Os mercados bolsistas europeus parecem não ter ligado ao resultado do referendo italiano. O índice Euro Stoxx 50, que é indicativo do que se passa nas principais praças europeias, subiu 1,25%. O principal índice francês, o CAC 40, aumentou 1,00%. E assim sucessivamente. Apenas o FTSE MIB, que reflecte a bolsa italiana, teve uma quebra insignificante de 0,21%. O euro também aumentou de valor: mais 0,88% em relação ao dólar dos EUA.

A explicação é simples: quem anda pelas bolsas sabia – há meses – que Matteo Renzi não tinha hipóteses de ganhar esta consulta popular. Por isso, as acções italianas foram-se desvalorizando ao longo dos meses. Perderam 20% do seu valor desde o início do ano. Quanto aos bancos, onde as fragilidades são maiores, a perda média do valor das acções bancárias anda nos 48%, em relação a Janeiro de 2016.

Muitas das acções dos bancos estão na posse dos particulares, dos cidadãos que acreditaram na conversa ouvida aos balcões das agências e que foram convencidos a comprar esses títulos.
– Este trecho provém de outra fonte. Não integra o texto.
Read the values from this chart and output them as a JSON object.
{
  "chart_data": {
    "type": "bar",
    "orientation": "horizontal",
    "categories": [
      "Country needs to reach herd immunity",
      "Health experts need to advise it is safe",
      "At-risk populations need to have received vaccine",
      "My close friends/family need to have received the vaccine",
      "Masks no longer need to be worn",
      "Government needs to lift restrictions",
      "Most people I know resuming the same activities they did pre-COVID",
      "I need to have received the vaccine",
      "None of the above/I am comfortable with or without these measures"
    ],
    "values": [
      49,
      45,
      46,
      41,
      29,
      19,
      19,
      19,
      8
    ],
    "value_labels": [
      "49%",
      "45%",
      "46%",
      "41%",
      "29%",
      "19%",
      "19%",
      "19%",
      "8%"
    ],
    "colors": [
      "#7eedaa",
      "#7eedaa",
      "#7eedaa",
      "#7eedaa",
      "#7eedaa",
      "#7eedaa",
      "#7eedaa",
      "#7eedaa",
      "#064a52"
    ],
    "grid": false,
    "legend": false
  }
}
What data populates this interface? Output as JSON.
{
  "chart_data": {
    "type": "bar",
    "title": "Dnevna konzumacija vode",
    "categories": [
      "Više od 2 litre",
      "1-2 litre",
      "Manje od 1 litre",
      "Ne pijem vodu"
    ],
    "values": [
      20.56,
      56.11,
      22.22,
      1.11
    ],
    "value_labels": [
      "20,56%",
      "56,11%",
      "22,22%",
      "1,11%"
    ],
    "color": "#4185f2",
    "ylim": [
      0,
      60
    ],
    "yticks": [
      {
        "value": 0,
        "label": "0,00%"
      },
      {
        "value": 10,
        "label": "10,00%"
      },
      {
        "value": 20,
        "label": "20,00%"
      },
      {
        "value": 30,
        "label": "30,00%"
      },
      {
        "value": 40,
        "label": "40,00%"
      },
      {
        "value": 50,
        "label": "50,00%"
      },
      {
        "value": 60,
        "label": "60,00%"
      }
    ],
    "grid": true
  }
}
Mais ainda. Existem mais de 170 mil milhões de euros, a título de obrigações bancárias, nas mãos das famílias. Também aí haverá que prever perdas de valor muito significativas.

Em resumo, como foi dito hoje por alguém importante à entrada de uma reunião em Bruxelas, não há receios. Os italianos saberão como resolver estes problemas.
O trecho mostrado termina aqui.